I love the Joe Pickett series. I have read all but the newest book, and will be buying that one tomorrow. If you are looking for a fast paced adventure all of the books in this series are very good. I love the characters and family relationships; not to mention the wonderfully complex and fascinating Nate Romanowski character. If you like the outdoors and mountains and the beauty of nature you should not miss any of these books. Mr. Box's writing puts you right there in the middle of Wyoming where the imagery will make you feel like you are actually seeing, smelling, and hearing nature right where you are. When I was told about this series I decided to start at book #1 so that I could know everything about Joe Pickett.
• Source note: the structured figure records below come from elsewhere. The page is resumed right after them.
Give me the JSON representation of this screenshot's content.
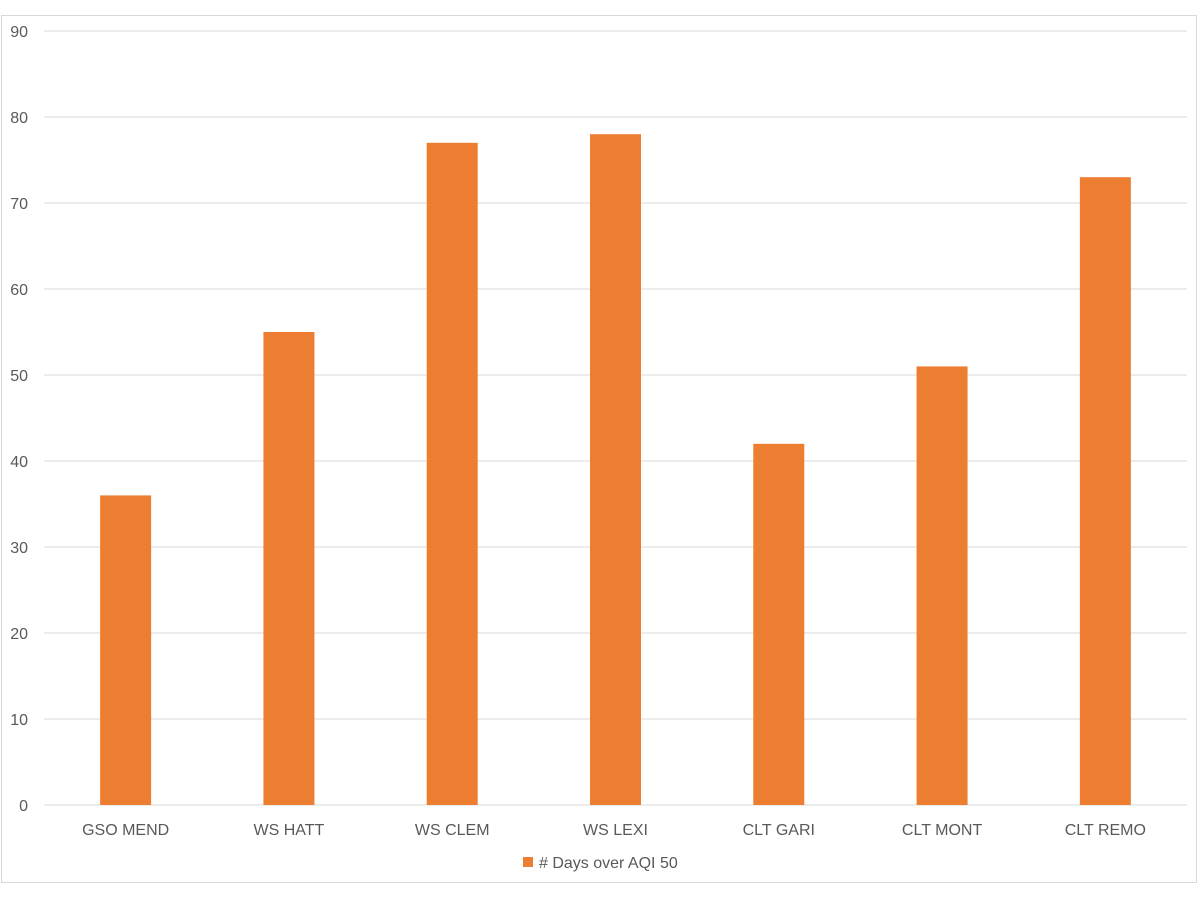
{
  "chart_data": {
    "type": "bar",
    "categories": [
      "GSO MEND",
      "WS HATT",
      "WS CLEM",
      "WS LEXI",
      "CLT GARI",
      "CLT MONT",
      "CLT REMO"
    ],
    "series": [
      {
        "name": "# Days over AQI 50",
        "values": [
          36,
          55,
          77,
          78,
          42,
          51,
          73
        ],
        "color": "#ED7D31"
      }
    ],
    "ylim": [
      0,
      90
    ],
    "yticks": [
      0,
      10,
      20,
      30,
      40,
      50,
      60,
      70,
      80,
      90
    ],
    "grid": true,
    "legend": "bottom-center"
  }
}
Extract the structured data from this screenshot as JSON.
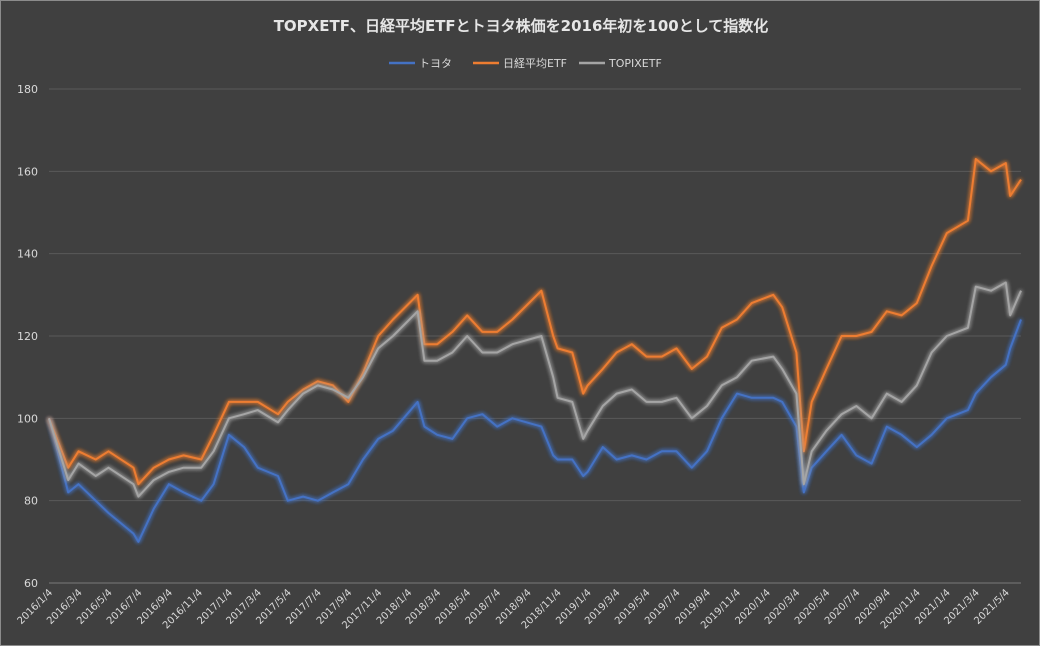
{
  "chart_data": {
    "type": "line",
    "title": "TOPXETF、日経平均ETFとトヨタ株価を2016年初を100として指数化",
    "xlabel": "",
    "ylabel": "",
    "ylim": [
      60,
      180
    ],
    "yticks": [
      "60",
      "80",
      "100",
      "120",
      "140",
      "160",
      "180"
    ],
    "grid": "horizontal",
    "legend": "top-center",
    "x_ticks": [
      "2016/1/4",
      "2016/3/4",
      "2016/5/4",
      "2016/7/4",
      "2016/9/4",
      "2016/11/4",
      "2017/1/4",
      "2017/3/4",
      "2017/5/4",
      "2017/7/4",
      "2017/9/4",
      "2017/11/4",
      "2018/1/4",
      "2018/3/4",
      "2018/5/4",
      "2018/7/4",
      "2018/9/4",
      "2018/11/4",
      "2019/1/4",
      "2019/3/4",
      "2019/5/4",
      "2019/7/4",
      "2019/9/4",
      "2019/11/4",
      "2020/1/4",
      "2020/3/4",
      "2020/5/4",
      "2020/7/4",
      "2020/9/4",
      "2020/11/4",
      "2021/1/4",
      "2021/3/4",
      "2021/5/4"
    ],
    "x": [
      "2016/1/4",
      "2016/2/12",
      "2016/3/4",
      "2016/4/8",
      "2016/5/4",
      "2016/6/24",
      "2016/7/4",
      "2016/8/4",
      "2016/9/4",
      "2016/10/4",
      "2016/11/9",
      "2016/12/4",
      "2017/1/4",
      "2017/2/4",
      "2017/3/4",
      "2017/4/14",
      "2017/5/4",
      "2017/6/4",
      "2017/7/4",
      "2017/8/4",
      "2017/9/4",
      "2017/10/4",
      "2017/11/4",
      "2017/12/4",
      "2018/1/23",
      "2018/2/6",
      "2018/3/4",
      "2018/4/4",
      "2018/5/4",
      "2018/6/4",
      "2018/7/4",
      "2018/8/4",
      "2018/10/2",
      "2018/10/26",
      "2018/11/4",
      "2018/12/4",
      "2018/12/26",
      "2019/1/4",
      "2019/2/4",
      "2019/3/4",
      "2019/4/4",
      "2019/5/4",
      "2019/6/4",
      "2019/7/4",
      "2019/8/4",
      "2019/9/4",
      "2019/10/4",
      "2019/11/4",
      "2019/12/4",
      "2020/1/17",
      "2020/2/4",
      "2020/3/4",
      "2020/3/19",
      "2020/4/4",
      "2020/5/4",
      "2020/6/4",
      "2020/7/4",
      "2020/8/4",
      "2020/9/4",
      "2020/10/4",
      "2020/11/4",
      "2020/12/4",
      "2021/1/4",
      "2021/2/16",
      "2021/3/4",
      "2021/4/4",
      "2021/5/4",
      "2021/5/13",
      "2021/6/4"
    ],
    "series": [
      {
        "name": "トヨタ",
        "color": "#4472c4",
        "values": [
          100,
          82,
          84,
          80,
          77,
          72,
          70,
          78,
          84,
          82,
          80,
          84,
          96,
          93,
          88,
          86,
          80,
          81,
          80,
          82,
          84,
          90,
          95,
          97,
          104,
          98,
          96,
          95,
          100,
          101,
          98,
          100,
          98,
          91,
          90,
          90,
          86,
          87,
          93,
          90,
          91,
          90,
          92,
          92,
          88,
          92,
          100,
          106,
          105,
          105,
          104,
          98,
          82,
          88,
          92,
          96,
          91,
          89,
          98,
          96,
          93,
          96,
          100,
          102,
          106,
          110,
          113,
          117,
          124
        ]
      },
      {
        "name": "日経平均ETF",
        "color": "#ed7d31",
        "values": [
          100,
          88,
          92,
          90,
          92,
          88,
          84,
          88,
          90,
          91,
          90,
          96,
          104,
          104,
          104,
          101,
          104,
          107,
          109,
          108,
          104,
          111,
          120,
          124,
          130,
          118,
          118,
          121,
          125,
          121,
          121,
          124,
          131,
          120,
          117,
          116,
          106,
          108,
          112,
          116,
          118,
          115,
          115,
          117,
          112,
          115,
          122,
          124,
          128,
          130,
          127,
          116,
          92,
          104,
          112,
          120,
          120,
          121,
          126,
          125,
          128,
          137,
          145,
          148,
          163,
          160,
          162,
          154,
          158
        ]
      },
      {
        "name": "TOPIXETF",
        "color": "#a5a5a5",
        "values": [
          100,
          85,
          89,
          86,
          88,
          84,
          81,
          85,
          87,
          88,
          88,
          92,
          100,
          101,
          102,
          99,
          102,
          106,
          108,
          107,
          105,
          110,
          117,
          120,
          126,
          114,
          114,
          116,
          120,
          116,
          116,
          118,
          120,
          110,
          105,
          104,
          95,
          97,
          103,
          106,
          107,
          104,
          104,
          105,
          100,
          103,
          108,
          110,
          114,
          115,
          112,
          106,
          84,
          92,
          97,
          101,
          103,
          100,
          106,
          104,
          108,
          116,
          120,
          122,
          132,
          131,
          133,
          125,
          131
        ]
      }
    ]
  }
}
I think if you do that you will get more of the back story, but if you start somewhere in the middle of the series I think you will be so intrigued that you will go back to the beginning..
Stick with this book - it grows and what starts out as an implausible story becomes believable once the main antagonist characters are developed.
CJ Box has written another page turner (they all are) with suspense and surprises that tie into current issues. In the case of the current issue on display here - environmental self-flagellation, Box does a good job of taking it to the extreme in this fast moving book full of surprises.
A character thought lost in book three or four of the Joe Pickett story makes a surprising return - and as a very sympathetic figure. Sympathetic at times also is a mobster facing death. He decides to make amends for a lousy life - and ends up blinded by his chance to reconnect with his son to greater evils the scion wants performed as part of the old man's penance.
I've read most of CJ Box's books. This one is one of my favorites. For some reason, I had missed this book which was written earlier than some of his later books that I've already read. Tied some loose ends together that are mentioned in later books. I also enjoyed the location which was also different from his other books. I'm on the list to get CJ Box books notifications so that I can read them as they come out. I like the way his descriptive writing paints a picture of characters and locations. Enjoyable book.